Giovedì, ci sono tre mesi da quando il governo kosovaro ha deciso di imporre tasse ai prodotti provenienti dalla Serbia e dalla Bosnia-Erzegovina. Ieri il primo ministro Ramush Haradinaj ha detto che la mossa sui prodotti serbi non sarà revocata senza un accordo di riconoscimento del Kosovo dalla Serbia. [...]
Giovedì, ci sono tre mesi da quando il governo kosovaro ha deciso di imporre tasse ai prodotti provenienti dalla Serbia e dalla Bosnia-Erzegovina.
Ieri il primo ministro Ramush Haradinaj ha detto che la mossa sui prodotti serbi non sarà revocata senza un accordo di riconoscimento del Kosovo dalla Serbia.
D'altra parte, il mediatore del dialogo kosovaro -- Serbia, Federica Moghrini -- ha già indicato che non chiamerà il nuovo giro di colloqui fino a quando il tasso del 100 per cento è sospeso, scrive oggi “Zer”.
Il governo del Kosovo ha deciso di tassare i prodotti provenienti dalla Serbia e dalla Bosnia-Erzegovina durante domani.
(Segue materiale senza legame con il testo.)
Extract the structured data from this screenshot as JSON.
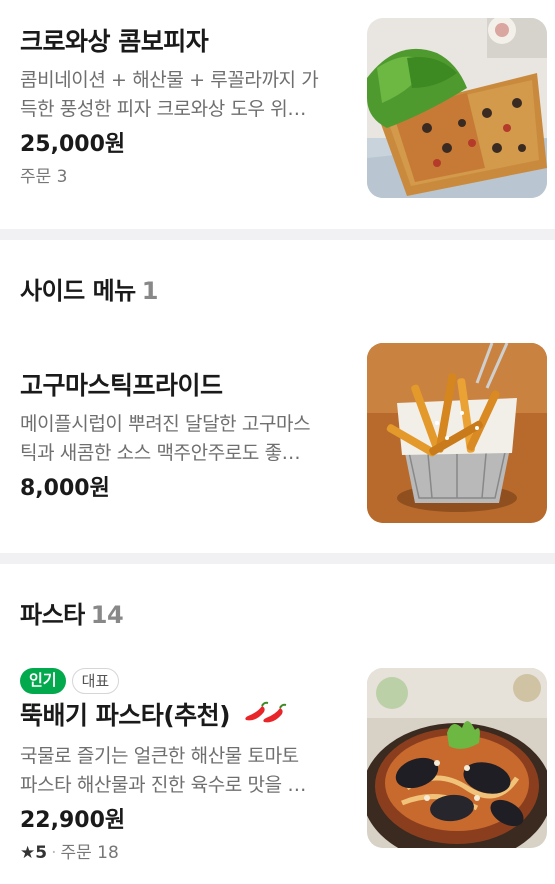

Nonostante le pressioni e le richieste di revocare la tassa in questione, il primo ministro Ramush Haradinaj non ha cambiato la sua posizione sul problema.
Anche ieri, il capo esecutivo ha detto che la mossa sui prodotti serbi non sarà portata via senza un accordo di riconoscimento del Kosovo dalla Serbia.
Dall'altra parte del dialogo kosovaro, la Serbia, Federica Moghrini, ha già indicato che non chiamerà il nuovo giro di trattative fino al 100 per cento del tasso è sospeso.